Deputados federais bolsonaristas discursaram no ato da Avenida Paulista, como Paulo Bilynskyj (PL), Marco Feliciano (PL) e Rosana Valle (PL), os três eleitos por São Paulo. Sóstenes Cavalcante (PL-RJ) também discursou. O mineiro Nikolas Ferreira (PL), o parlamentar com mais seguidores nas redes sociais, participou do ato pró-Bolsonaro em Belo Horizonte pela manhã e, de tarde, esteve em São Paulo. Durante seu discurso, Nikolas colocou Jair Bolsonaro na linha.

Deputados da Assembleia Legislativa do Estado de São Paulo (Alesp) também estiveram presentes, como Paulo Mansur (PL), Conte Lopes (PL), Lucas Bove (PL), Tomé Abduch (Republicanos) e Capitão Telhada (PP). Embora tenha ido subido no trio elétrico, Telhada não discursou.

Aliados de Jair Bolsonaro na política paulistana também foram ao ato, como os vereadores Lucas Pavanato (PL) e Zoe Martínez (PL), além do próprio prefeito da capital paulista, Ricardo Nunes (MDB), acompanhado de seu vice, Ricardo Mello Araújo (PL).

O presidente nacional do PL, Valdemar Costa Neto, também foi ao ato, mas não discursou.

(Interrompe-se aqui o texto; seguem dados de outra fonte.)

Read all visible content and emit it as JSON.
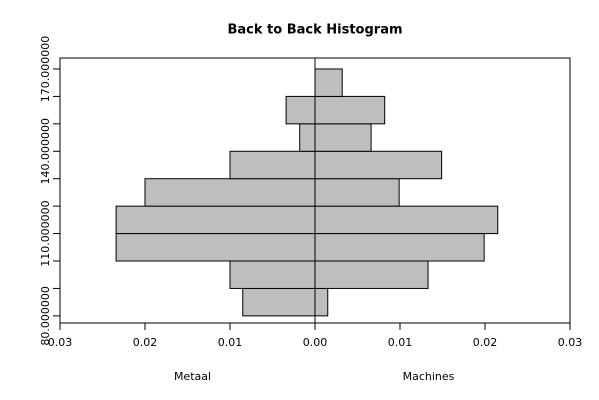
{
  "chart_data": {
    "type": "histogram",
    "title": "Back to Back Histogram",
    "bins": [
      80,
      90,
      100,
      110,
      120,
      130,
      140,
      150,
      160,
      170
    ],
    "series": [
      {
        "name": "Metaal",
        "color": "#bebebe",
        "values": [
          0.0085,
          0.01,
          0.0234,
          0.0234,
          0.02,
          0.01,
          0.0018,
          0.0034,
          0
        ]
      },
      {
        "name": "Machines",
        "color": "#bebebe",
        "values": [
          0.0015,
          0.0133,
          0.0199,
          0.0215,
          0.0099,
          0.0149,
          0.0066,
          0.0082,
          0.0032
        ]
      }
    ],
    "xlim": [
      -0.03,
      0.03
    ],
    "xticks": [
      {
        "value": -0.03,
        "label": "0.03"
      },
      {
        "value": -0.02,
        "label": "0.02"
      },
      {
        "value": -0.01,
        "label": "0.01"
      },
      {
        "value": 0,
        "label": "0.00"
      },
      {
        "value": 0.01,
        "label": "0.01"
      },
      {
        "value": 0.02,
        "label": "0.02"
      },
      {
        "value": 0.03,
        "label": "0.03"
      }
    ],
    "ylim": [
      77.4,
      174
    ],
    "yticks": [
      {
        "value": 80,
        "label": "80.000000"
      },
      {
        "value": 90,
        "label": null
      },
      {
        "value": 100,
        "label": null
      },
      {
        "value": 110,
        "label": "110.000000"
      },
      {
        "value": 120,
        "label": null
      },
      {
        "value": 130,
        "label": null
      },
      {
        "value": 140,
        "label": "140.000000"
      },
      {
        "value": 150,
        "label": null
      },
      {
        "value": 160,
        "label": null
      },
      {
        "value": 170,
        "label": "170.000000"
      }
    ]
  }
}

O ato na Avenida Paulista reuniu 37,6 mil apoiadores. A estimativa é do Monitor do Debate Público do Meio Digital, do Cebrap e da Universidade de São Paulo (USP), que fez o levantamento a partir de fotos aéreas em diversos momentos do ato. A estimativa tem uma margem de erro de 12% em relação ao total, o que faz com que o número possa variar entre 33,1 mil e 42,1 mil participantes.

Segundo estimativas do Monitor do Debate Público, o ato deste domingo quase triplicou o público presente na última manifestação bolsonarista na capital paulista, no dia 29 de julho. A adesão, no entanto, ainda está distante da registrada no ato de fevereiro de 2024, quando 185 mil estiveram na Paulista.

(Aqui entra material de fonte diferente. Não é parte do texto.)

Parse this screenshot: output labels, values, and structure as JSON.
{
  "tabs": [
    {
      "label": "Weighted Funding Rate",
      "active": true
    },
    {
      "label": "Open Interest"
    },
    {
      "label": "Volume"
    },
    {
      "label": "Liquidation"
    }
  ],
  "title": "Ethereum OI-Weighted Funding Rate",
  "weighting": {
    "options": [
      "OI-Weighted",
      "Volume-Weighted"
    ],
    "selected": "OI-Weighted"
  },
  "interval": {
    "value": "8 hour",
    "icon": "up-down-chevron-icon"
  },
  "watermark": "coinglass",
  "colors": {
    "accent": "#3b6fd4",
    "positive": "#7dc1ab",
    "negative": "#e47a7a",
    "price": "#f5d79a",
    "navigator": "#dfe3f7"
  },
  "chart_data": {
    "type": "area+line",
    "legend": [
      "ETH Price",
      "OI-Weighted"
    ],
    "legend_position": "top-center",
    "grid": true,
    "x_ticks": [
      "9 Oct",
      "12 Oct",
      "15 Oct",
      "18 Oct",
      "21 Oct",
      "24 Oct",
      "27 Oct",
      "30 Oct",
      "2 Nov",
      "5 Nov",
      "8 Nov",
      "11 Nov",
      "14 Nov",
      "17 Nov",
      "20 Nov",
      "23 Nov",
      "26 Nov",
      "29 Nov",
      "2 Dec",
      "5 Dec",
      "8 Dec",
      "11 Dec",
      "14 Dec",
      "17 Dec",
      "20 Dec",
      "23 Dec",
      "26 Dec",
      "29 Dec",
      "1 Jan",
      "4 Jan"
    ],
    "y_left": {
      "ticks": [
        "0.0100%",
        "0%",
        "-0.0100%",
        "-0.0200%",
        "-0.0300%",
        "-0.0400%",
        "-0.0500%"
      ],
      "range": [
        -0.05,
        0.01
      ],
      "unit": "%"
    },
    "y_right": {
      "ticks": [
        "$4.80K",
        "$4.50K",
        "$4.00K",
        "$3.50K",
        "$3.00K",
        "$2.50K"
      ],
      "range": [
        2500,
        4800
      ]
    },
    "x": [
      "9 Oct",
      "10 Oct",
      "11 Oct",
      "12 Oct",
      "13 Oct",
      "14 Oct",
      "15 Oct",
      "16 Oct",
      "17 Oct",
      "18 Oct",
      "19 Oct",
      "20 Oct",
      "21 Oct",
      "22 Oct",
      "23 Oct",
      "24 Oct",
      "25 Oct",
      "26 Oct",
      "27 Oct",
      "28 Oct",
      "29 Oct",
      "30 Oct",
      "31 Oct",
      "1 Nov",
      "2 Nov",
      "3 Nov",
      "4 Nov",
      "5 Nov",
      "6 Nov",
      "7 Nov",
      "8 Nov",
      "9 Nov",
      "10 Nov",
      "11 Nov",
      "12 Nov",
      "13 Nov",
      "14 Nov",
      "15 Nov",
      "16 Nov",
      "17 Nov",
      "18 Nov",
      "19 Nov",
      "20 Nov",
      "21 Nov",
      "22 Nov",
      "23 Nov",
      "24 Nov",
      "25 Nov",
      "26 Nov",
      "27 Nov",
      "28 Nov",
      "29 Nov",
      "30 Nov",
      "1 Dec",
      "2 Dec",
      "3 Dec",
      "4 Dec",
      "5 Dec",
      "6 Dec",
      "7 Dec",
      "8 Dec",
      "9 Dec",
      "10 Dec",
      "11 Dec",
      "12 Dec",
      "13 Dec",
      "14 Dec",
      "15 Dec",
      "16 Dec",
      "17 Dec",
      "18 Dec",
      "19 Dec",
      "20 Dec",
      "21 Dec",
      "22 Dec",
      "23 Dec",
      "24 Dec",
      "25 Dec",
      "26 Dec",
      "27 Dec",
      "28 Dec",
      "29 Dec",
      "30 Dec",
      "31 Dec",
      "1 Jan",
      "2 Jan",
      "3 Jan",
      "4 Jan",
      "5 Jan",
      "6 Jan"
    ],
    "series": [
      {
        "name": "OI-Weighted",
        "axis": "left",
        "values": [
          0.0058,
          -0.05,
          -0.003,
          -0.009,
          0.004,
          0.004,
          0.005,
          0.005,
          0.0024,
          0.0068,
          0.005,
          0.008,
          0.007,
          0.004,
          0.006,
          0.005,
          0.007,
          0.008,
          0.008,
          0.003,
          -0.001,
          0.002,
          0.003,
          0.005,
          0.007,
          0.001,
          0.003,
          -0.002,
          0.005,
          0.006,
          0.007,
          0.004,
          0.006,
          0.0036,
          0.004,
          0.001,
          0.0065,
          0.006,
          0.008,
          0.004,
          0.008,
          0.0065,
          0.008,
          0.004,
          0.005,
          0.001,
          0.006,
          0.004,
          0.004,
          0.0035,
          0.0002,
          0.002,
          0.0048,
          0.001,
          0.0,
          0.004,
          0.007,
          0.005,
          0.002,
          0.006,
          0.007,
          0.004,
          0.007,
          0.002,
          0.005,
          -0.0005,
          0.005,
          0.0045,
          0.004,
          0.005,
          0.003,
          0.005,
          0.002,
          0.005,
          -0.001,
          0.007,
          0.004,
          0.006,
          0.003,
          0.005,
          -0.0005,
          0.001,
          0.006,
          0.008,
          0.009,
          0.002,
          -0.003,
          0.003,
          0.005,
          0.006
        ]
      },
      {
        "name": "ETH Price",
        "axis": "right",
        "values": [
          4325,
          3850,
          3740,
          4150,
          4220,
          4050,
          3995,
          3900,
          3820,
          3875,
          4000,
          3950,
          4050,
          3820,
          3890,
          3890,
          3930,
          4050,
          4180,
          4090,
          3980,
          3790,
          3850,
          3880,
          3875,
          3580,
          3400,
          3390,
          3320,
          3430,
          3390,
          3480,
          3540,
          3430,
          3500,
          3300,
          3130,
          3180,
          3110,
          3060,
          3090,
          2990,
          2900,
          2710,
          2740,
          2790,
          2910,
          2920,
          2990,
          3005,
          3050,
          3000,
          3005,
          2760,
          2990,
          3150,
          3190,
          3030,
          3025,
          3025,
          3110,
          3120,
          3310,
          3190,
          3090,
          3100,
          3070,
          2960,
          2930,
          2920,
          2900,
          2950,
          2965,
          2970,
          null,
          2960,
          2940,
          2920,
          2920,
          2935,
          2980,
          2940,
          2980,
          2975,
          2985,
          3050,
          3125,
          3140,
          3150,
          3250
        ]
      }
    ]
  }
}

O senador Flávio Bolsonaro (PL-RJ) apagou o vídeo que mostrava o ex-presidente Jair Bolsonaro (PL) participando, por telefone, do ato na orla de Copacabana, no Rio de Janeiro, neste domingo, 3. O vídeo está fora do ar na manhã desta segunda-feira, 4.

O áudio do telefonema feito a Bolsonaro por Flávio foi conectado no sistema de alto-falantes. "Boa tarde, Copacabana. Boa tarde, meu Brasil. Um abraço a todos, é pela nossa liberdade. Estamos juntos", disse o ex-presidente aos manifestantes que foram até a orla.

O momento da saudação foi registrado em vídeo e publicado no perfil oficial de Flávio Bolsonaro no Instagram. O ex-presidente aparece com o celular na mão e com a tornozeleira eletrônica que é obrigado a usar em destaque. Na publicação, o filho "01" do ex-presidente escreveu: "Palavras de Bolsonaro em Copacabana. A legenda é com vocês".

Em São Paulo, o deputado federal Nikolas Ferreira (PL-MG) mostrou no celular uma videochamada com Bolsonaro. "Não pode falar, mas pode ver", afirmou ao público.

Como mostrou o Estadão, a publicação de Flávio pode configurar o descumprimento da medida cautelar que proíbe o ex-presidente de utilizar redes sociais, inclusive de terceiros. Essa também é a avaliação de interlocutores do ministro Alexandre de Moraes, do Supremo Tribunal Federal (STF).

A restrição de uso de redes sociais é uma das cinco medidas cautelares impostas a Bolsonaro em 18 de julho. A medida já causou controvérsia entre o relator e a defesa do ex-presidente.

Três dias depois de ser alvo da restrição, Bolsonaro discursou na Câmara. As declarações foram gravadas e replicadas por apoiadores nas redes sociais.

Moraes pediu esclarecimentos à defesa, que alegou desconhecer a proibição de conceder entrevistas. O relator decidiu que o ex-presidente cometeu uma "irregularidade isolada".